Thu 16 Feb 2006
re: Dear Democrats
Posted by Nate under Nate
I was going to simply add to Malvolio’s commentary, but the more I looked at it, the more it seemed like it deserved a bit more structure than what I wanted to bother with in the comments. So, it’ll get its own spotlight on the front page.
“I think in this post you illuminated the issue but stopped just short of really calling it out. The problem isn’t where you fall on the spectrum, but in believing that there is such a spectrum.”
Well, I think I’d have to say that functionally, in today’s political scene, it’s there. That this spectrum is a political construct designed to drive the masses to the polls with easier determinations of who their candidate (or party) of choice might be, I can agree with. I can’t agree that the existence of it, in itself, is a logical fallacy. I was simply trying to illustrate that today’s Democratic Party simply can’t hope to win my vote because of their position on issues that are important to me.
“Almost everyone that isn’t brainwashed cattle will have some independent ideas about different issues, and they don’t often all go together into a neat category. Your opinions on gun control, abortion, judicial philosophy, foreign wars, fiscal policy, immigration, and so on are not all things that can be sensibly placed on a single left-right spectrum. The belief that they can serves those with an interest in maintaining the idea that our government is a “two-party system”, but does a great disservice to political discourse in this country.”
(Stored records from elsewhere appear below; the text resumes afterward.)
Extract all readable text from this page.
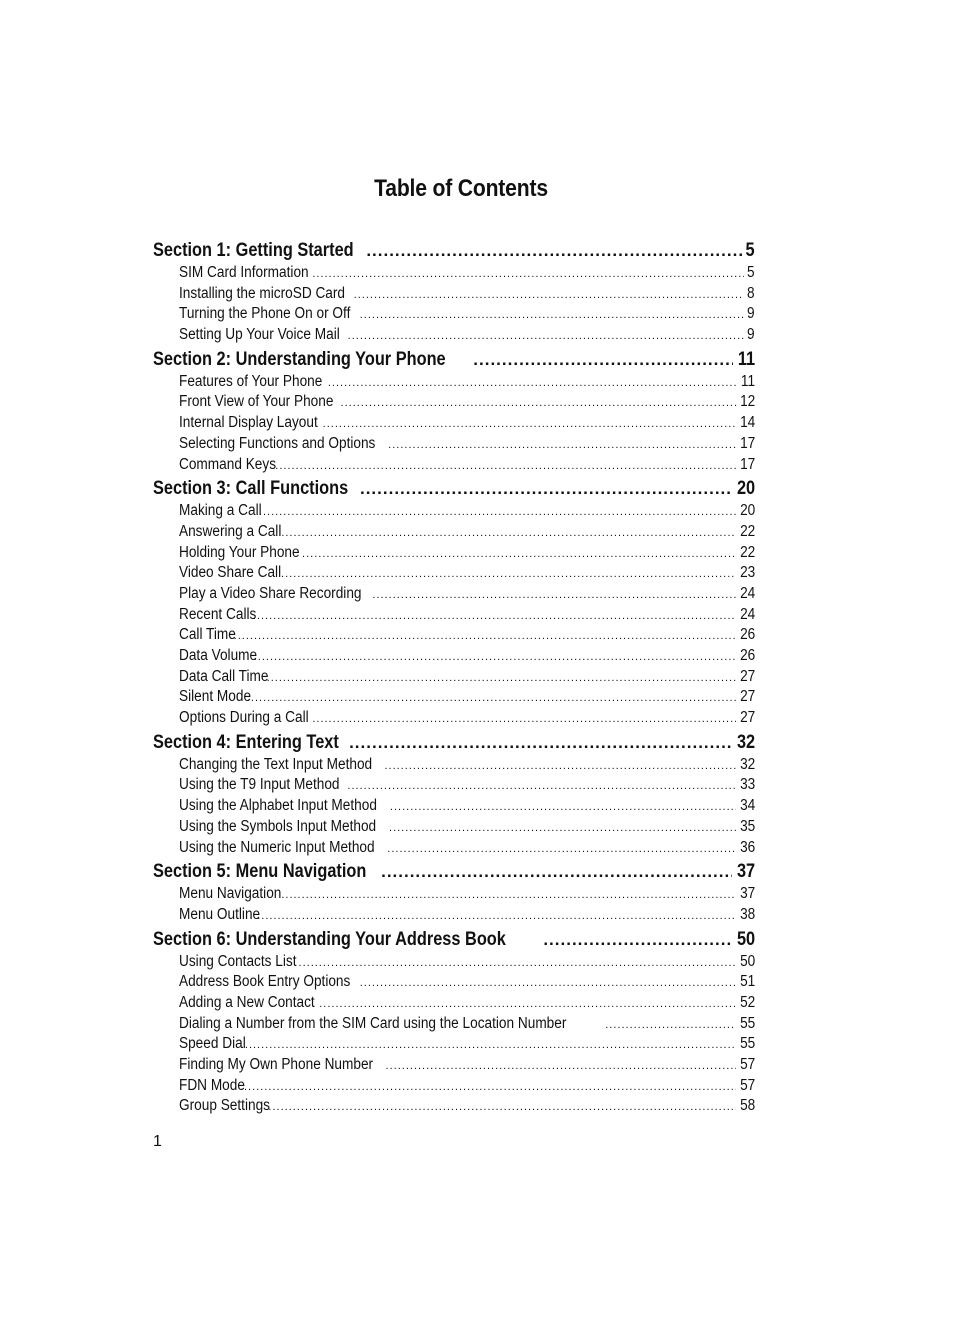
Table of Contents
Section 1: Getting Started .....	5
SIM Card Information .....	5
Installing the microSD Card .....	8
Turning the Phone On or Off .....	9
Setting Up Your Voice Mail .....	9
Section 2: Understanding Your Phone .....	11
Features of Your Phone .....	11
Front View of Your Phone .....	12
Internal Display Layout .....	14
Selecting Functions and Options .....	17
Command Keys .....	17
Section 3: Call Functions .....	20
Making a Call .....	20
Answering a Call .....	22
Holding Your Phone .....	22
Video Share Call .....	23
Play a Video Share Recording .....	24
Recent Calls .....	24
Call Time .....	26
Data Volume .....	26
Data Call Time .....	27
Silent Mode .....	27
Options During a Call .....	27
Section 4: Entering Text .....	32
Changing the Text Input Method .....	32
Using the T9 Input Method .....	33
Using the Alphabet Input Method .....	34
Using the Symbols Input Method .....	35
Using the Numeric Input Method .....	36
Section 5: Menu Navigation .....	37
Menu Navigation .....	37
Menu Outline .....	38
Section 6: Understanding Your Address Book .....	50
Using Contacts List .....	50
Address Book Entry Options .....	51
Adding a New Contact .....	52
Dialing a Number from the SIM Card using the Location Number .....	55
Speed Dial .....	55
Finding My Own Phone Number .....	57
FDN Mode .....	57
Group Settings .....	58
1
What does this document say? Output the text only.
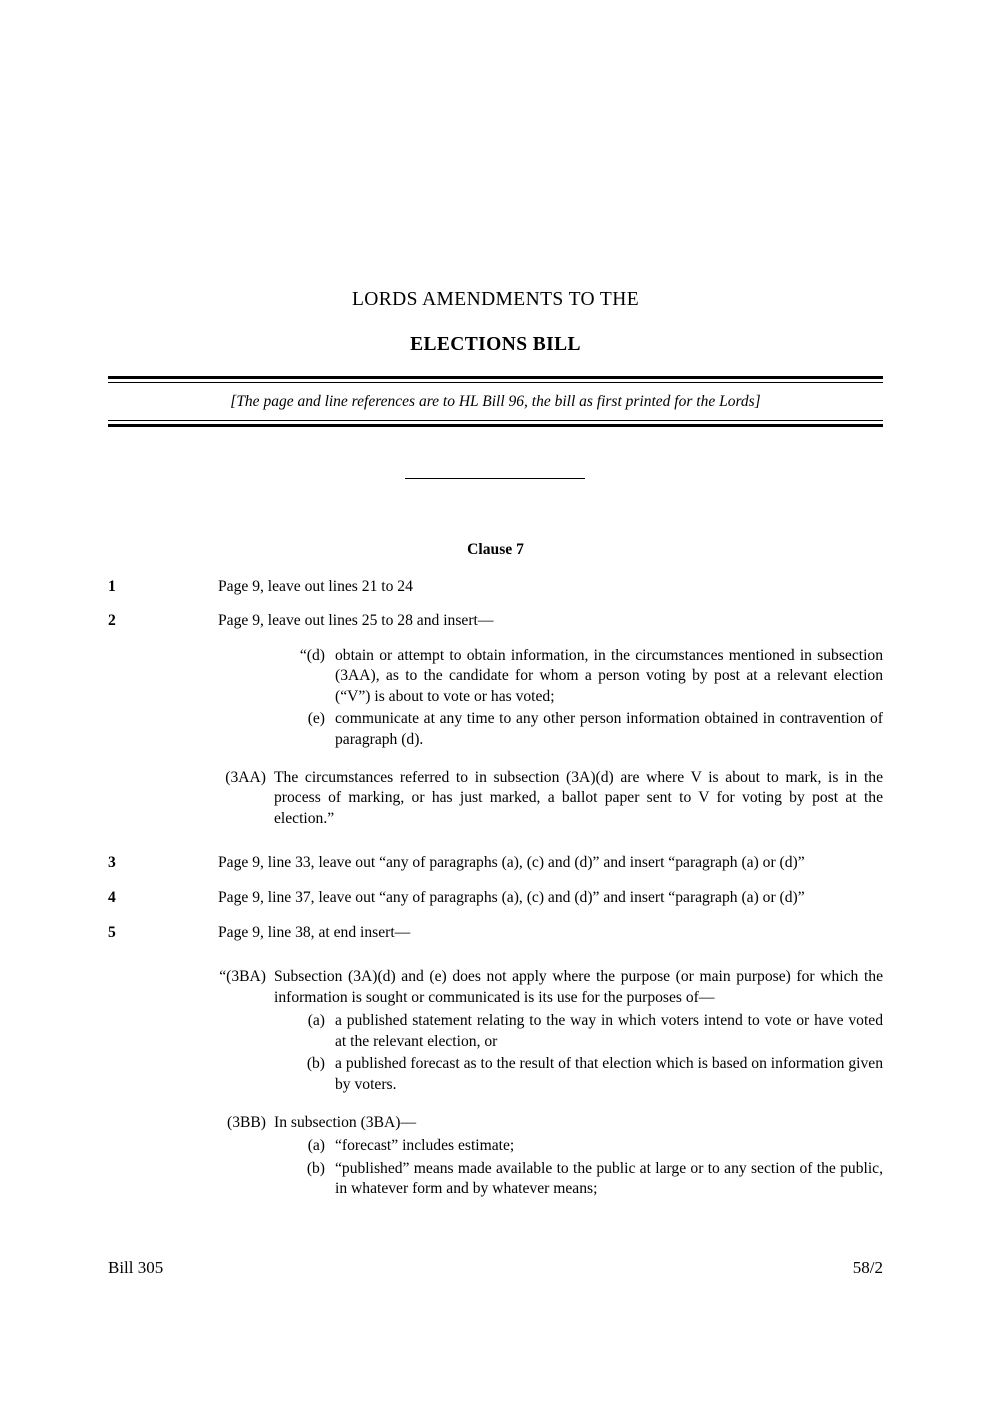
LORDS AMENDMENTS TO THE
ELECTIONS BILL
[The page and line references are to HL Bill 96, the bill as first printed for the Lords]
Clause 7
1	Page 9, leave out lines 21 to 24
2	Page 9, leave out lines 25 to 28 and insert—
“(d) obtain or attempt to obtain information, in the circumstances mentioned in subsection (3AA), as to the candidate for whom a person voting by post at a relevant election (“V”) is about to vote or has voted;
(e) communicate at any time to any other person information obtained in contravention of paragraph (d).
(3AA) The circumstances referred to in subsection (3A)(d) are where V is about to mark, is in the process of marking, or has just marked, a ballot paper sent to V for voting by post at the election.”
3	Page 9, line 33, leave out “any of paragraphs (a), (c) and (d)” and insert “paragraph (a) or (d)”
4	Page 9, line 37, leave out “any of paragraphs (a), (c) and (d)” and insert “paragraph (a) or (d)”
5	Page 9, line 38, at end insert—
“(3BA) Subsection (3A)(d) and (e) does not apply where the purpose (or main purpose) for which the information is sought or communicated is its use for the purposes of—
(a) a published statement relating to the way in which voters intend to vote or have voted at the relevant election, or
(b) a published forecast as to the result of that election which is based on information given by voters.
(3BB) In subsection (3BA)—
(a) “forecast” includes estimate;
(b) “published” means made available to the public at large or to any section of the public, in whatever form and by whatever means;
Bill 305	58/2
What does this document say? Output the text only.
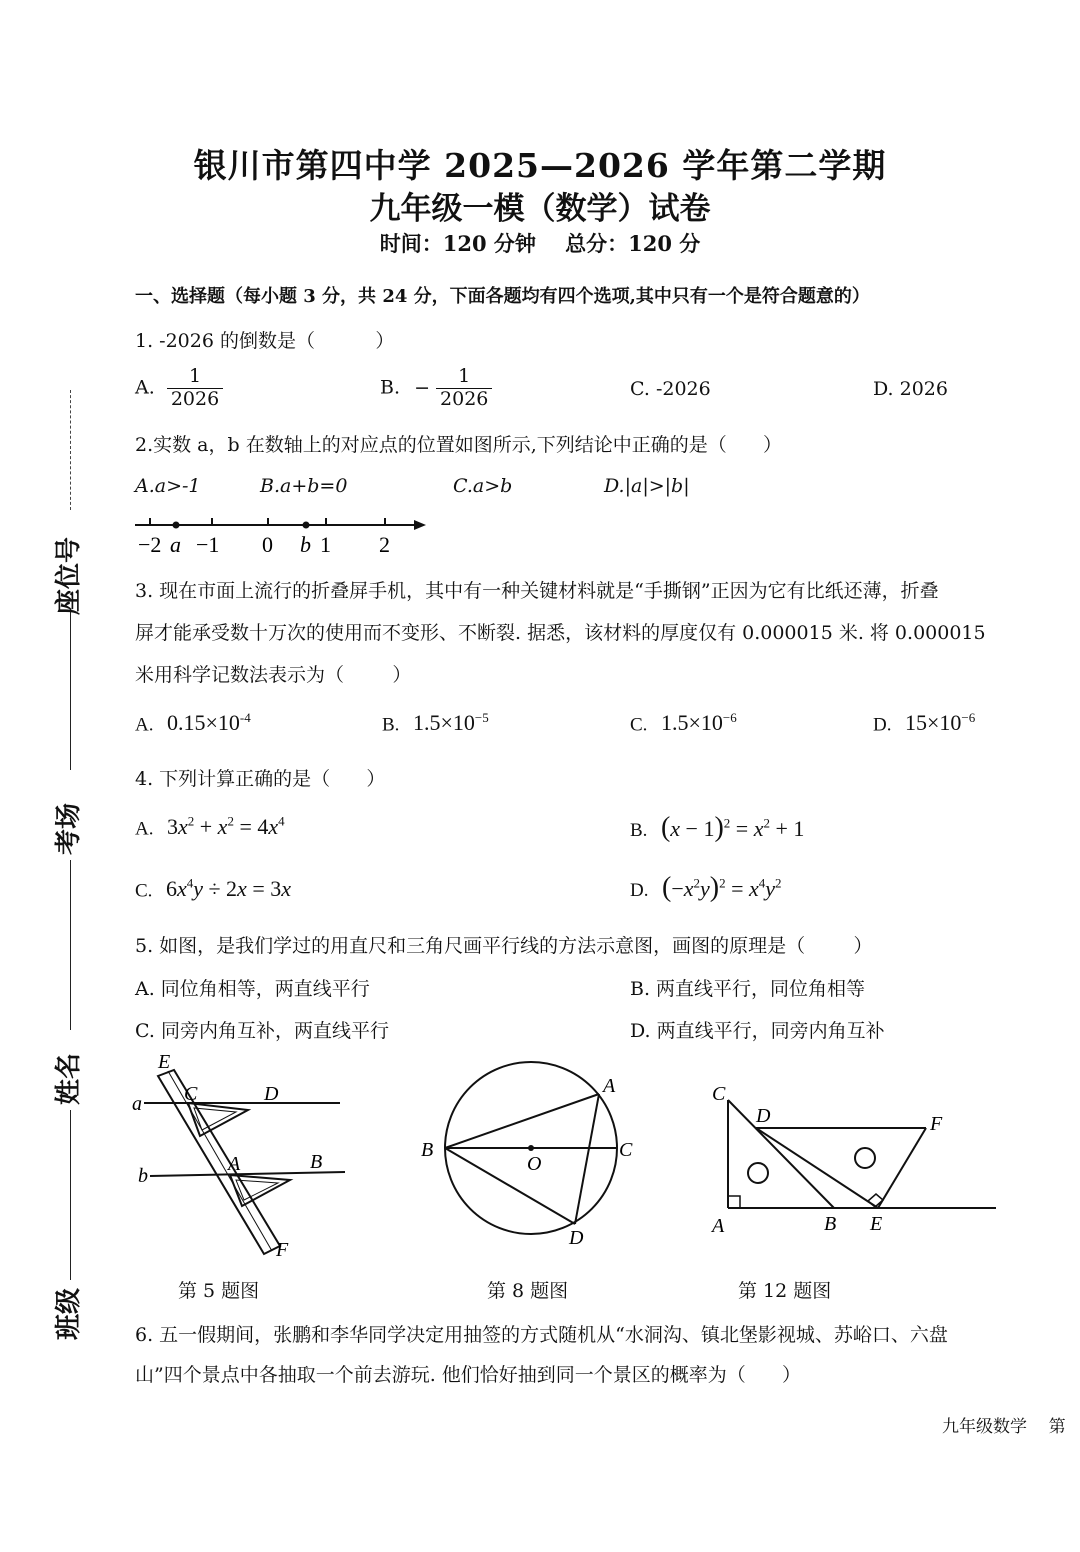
座位号
考场
姓名
班级
银川市第四中学 2025—2026 学年第二学期
九年级一模（数学）试卷
时间：120 分钟    总分：120 分
一、选择题（每小题 3 分，共 24 分，下面各题均有四个选项,其中只有一个是符合题意的）
1. -2026 的倒数是（          ）
A. $\frac{1}{2026}$	B. − $\frac{1}{2026}$	C. -2026	D. 2026
2.实数 a，b 在数轴上的对应点的位置如图所示,下列结论中正确的是（      ）
A.a>-1	B.a+b=0	C.a>b	D.|a|>|b|
−2 a −1 0 b 1 2
3. 现在市面上流行的折叠屏手机，其中有一种关键材料就是“手撕钢”正因为它有比纸还薄，折叠
屏才能承受数十万次的使用而不变形、不断裂. 据悉，该材料的厚度仅有 0.000015 米. 将 0.000015
米用科学记数法表示为（        ）
A. $0.15\times 10^{-4}$	B. $1.5\times 10^{-5}$	C. $1.5\times 10^{-6}$	D. $15\times 10^{-6}$
4. 下列计算正确的是（      ）
A. $3x^2 + x^2 = 4x^4$	B. $(x - 1)^2 = x^2 + 1$
C. $6x^4y \div 2x = 3x$	D. $(-x^2y)^2 = x^4y^2$
5. 如图，是我们学过的用直尺和三角尺画平行线的方法示意图，画图的原理是（        ）
A. 同位角相等，两直线平行	B. 两直线平行，同位角相等
C. 同旁内角互补，两直线平行	D. 两直线平行，同旁内角互补
E
C	D
a
A	B
b
F
第 5 题图
A
B
O
C
D
第 8 题图
C
D	F
A	B E
第 12 题图
6. 五一假期间，张鹏和李华同学决定用抽签的方式随机从“水洞沟、镇北堡影视城、苏峪口、六盘
山”四个景点中各抽取一个前去游玩. 他们恰好抽到同一个景区的概率为（      ）
九年级数学    第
I agree with the first statement, obviously. For instance, I’d never win a Republican nomination for a federal election by admitting that I’d push to legalize prostitution, or pro-RU486. Those are positions I have independent of the “party line” based on my own opinion and belief system. While they don’t all fall into a neat category, as you say, I also realize a few things:
- No politician I vote for will necessarily fit my own interests perfectly.
- Whoever I end up voting for, regardless of their initial campaign rhetoric, will be forced by our corrupt political system to “fall in line” with the “mainstream” of the party directly upon arrival in Washington. Therefore, I, like most, end up voting on the “lesser of two evils” principle, based on what I know about the party and its base.
- Until there is significantly more real outrage about the state of politics in this country (and I don’t think Jack Abramoff is gonna cut it), no other political party in this country has a snowball’s chance in hell of winning significant national elections.
So, while America wasn’t a two-party system by design or decree, we do in fact vote inside of one, for all real intents and purposes. Candidates for neither of the major parties are really allowed to step away from the party line when voting time comes, and it’s well-documented that those who dare to will simply be marginalized, rendered ineffective by their party and then left unsupported at re-election time. Therefore, the “spectrum” is created at the “poles” at the extreme ideological ends of both effective political parties, and nuanced modifications of those ideologies slide along between the two poles depending on their relative proximity to the poles in question. Shadows of Amber, if you will.
That’s a bit more convoluted than I really wanted to get, but I can’t figure out how to clean it up at the moment.
Does all of this do a great disservice to political discourse in this country? Absolutely. I can’t deny the reliaty of the political landscape we face, though.
“One of the biggest problems I think it causes is making people feel like they need to stick to “their side” once they get drawn to the “left” or “right” by whichever issue they care most about. This allows issues that are relatively minor in the grand scale to have a disproportionate effect on political process.”
In all honesty here, and this is going to sound simplistic as hell… I blame the abortion debate for polarizing the electorate this way. For a vast majority of the American population, abortion is either an inalienable right of a woman to “choose”, or infanticide. As I mentioned earlier, an issue defined by two extreme differences in ideology, with more nuanced positions in the “middle” of the issue drowned out by rhetoric from both ends (here’s the damage to political discourse that you mentioned). When you force an issue like that to become a federal one, you immediately and irrevocably polarize the electorate in exactly the fashion you’re describing. Issues like it are what create and perpetuate the use of “the spectrum” in American political discussion and debate. I just don’t see it changing anytime soon.
I think taking the federal government out of these kinds of issues and getting it’s feet back on the right track would go a long way toward healing these divisions and depolarizing the electorate. Unfortunately, we seem to have a dearth of statesmen willing to carry that flag.
But to answer your question:
of course you’re a nutjob.
Yeah, I left myself wide open for that one, didn’t I? Hehe.